I tried to solve by pairing the consecutive terms. The last and the second last terms will correspond to $(2n+1)$ and $(2n-1)$ respectively. But this approach couldn't yield much.
The second part is to prove this sum by induction, i.e we've to prove this equation: $$ \frac{1^3}{1^4+4} - \frac{3^3}{3^4+4} + \frac{5^3}{5^4+4} - ... + \frac{(-1)^n(2n+1)^3}{(2n+1)^4+4} = \frac{(-1^n)(n+1)}{4(n+1)^2+1} $$
I approached it like this:
The sum is correct for $k=1$( and $k=0$). (k is a non-negative integer)
Assuming that the sum is correct for $k = 0,1,..,n$ we'll prove that its correct for $k=n+1$.
The sum for $k=n+1$ will be equal to: the sum for k=n + the last term, i.e. $$ \frac{(-1)^n(n+1)}{4(n+1)^2+1} + \frac{(-1)^{n+1}(2(n+1)+1)^3}{(2(n+1)+1)^4+4}$$
This should then be proved equal to $$\frac{(-1)^{n+1}((n+1)+1)}{4((n+1)+1)^2+1}$$ which again I'm not able to do. So, please help in proving this also.
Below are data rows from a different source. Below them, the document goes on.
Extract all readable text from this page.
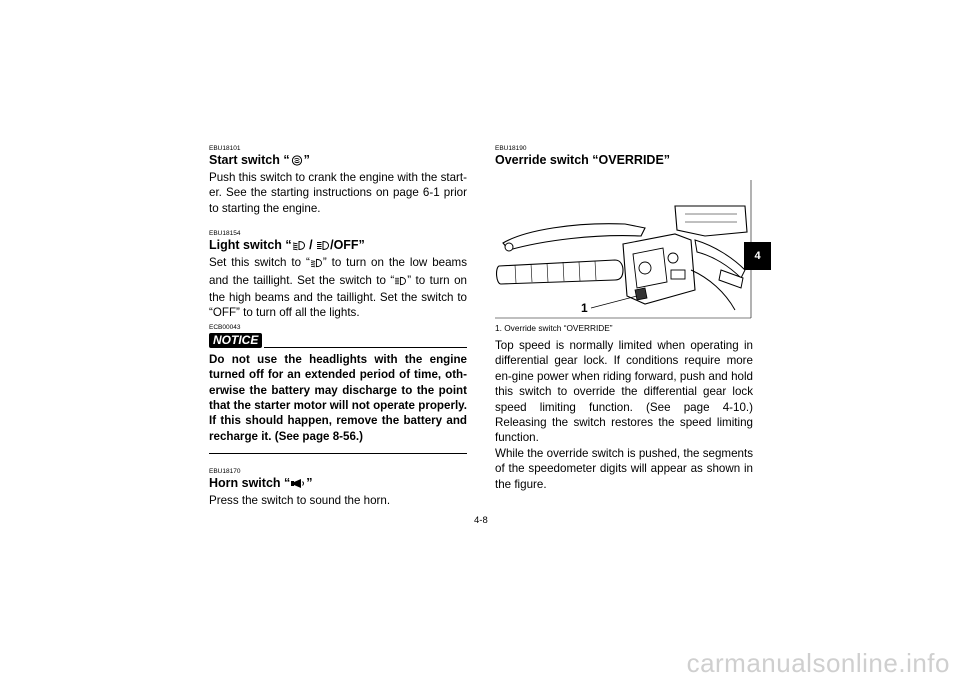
EBU18101

Start switch “ ”

Push this switch to crank the engine with the start-er. See the starting instructions on page 6-1 prior to starting the engine.

EBU18154

Light switch “ / /OFF”

Set this switch to “ ” to turn on the low beams and the taillight. Set the switch to “ ” to turn on the high beams and the taillight. Set the switch to “OFF” to turn off all the lights.

ECB00043

NOTICE

Do not use the headlights with the engine turned off for an extended period of time, oth-erwise the battery may discharge to the point that the starter motor will not operate properly. If this should happen, remove the battery and recharge it. (See page 8-56.)

EBU18170

Horn switch “ ”

Press the switch to sound the horn.

EBU18190

Override switch “OVERRIDE”
1

1. Override switch “OVERRIDE”

Top speed is normally limited when operating in differential gear lock. If conditions require more en-gine power when riding forward, push and hold this switch to override the differential gear lock speed limiting function. (See page 4-10.) Releasing the switch restores the speed limiting function.

While the override switch is pushed, the segments of the speedometer digits will appear as shown in the figure.

4-8
4
carmanualsonline.info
P.S.: Someone please create a 'knuth' or 'taocp' tag for mathematical questions of this book.
First you have$$ \begin{align} (2n+1)^4+4&= A^4+B^2\\\\ &=(A^4+2A^2B+B^2)-2A^2B\\\\ &=(A^2+B)^2-2A^2B\\\\ &=\left((2n+1)^2+2\right)^2-4\left(2n+1\right)^2\\\\ &=\left((2n+1)^2+2-2(2n+1)\right)\left((2n+1)^2+2+2(2n+1)\right)\\\\ &=\left(4n^2+1\right)\left(4(n+1)^2+1\right) \end{align}$$
Second you have$$ \begin{align} \frac{n}{4n^2+1}+\frac{n+1}{4(n+1)^2+1}&= \frac{n\left(4(n+1)^2+1\right)+(n+1)\left(4n^2+1\right)}{\left(4n^2+1\right)\left(4(n+1)^2+1\right)}\\\\ &=\frac{8n^3+12n^2+6n+1}{(2n+1)^4+4}\\\\ &=\frac{(2n+1)^3}{(2n+1)^4+4}\\\\ \end{align} $$ Now, setting $\displaystyle u_n:=\frac{(-1)^n n}{4n^2+1}$, you see from the preceding lines that $$\begin{align} u_n- u_{n+1}&=\frac{(-1)^n n}{4n^2+1}-\frac{(-1)^{n+1} (n+1)}{4(n+1)^2+1}\\\\&=(-1)^n \left(\frac{n}{4n^2+1}+\frac{n+1}{4(n+1)^2+1}\right)\\\\ &=\frac{(-1)^n(2n+1)^3}{(2n+1)^4+4}\end{align} $$ and by telescoping, you obtain what you want.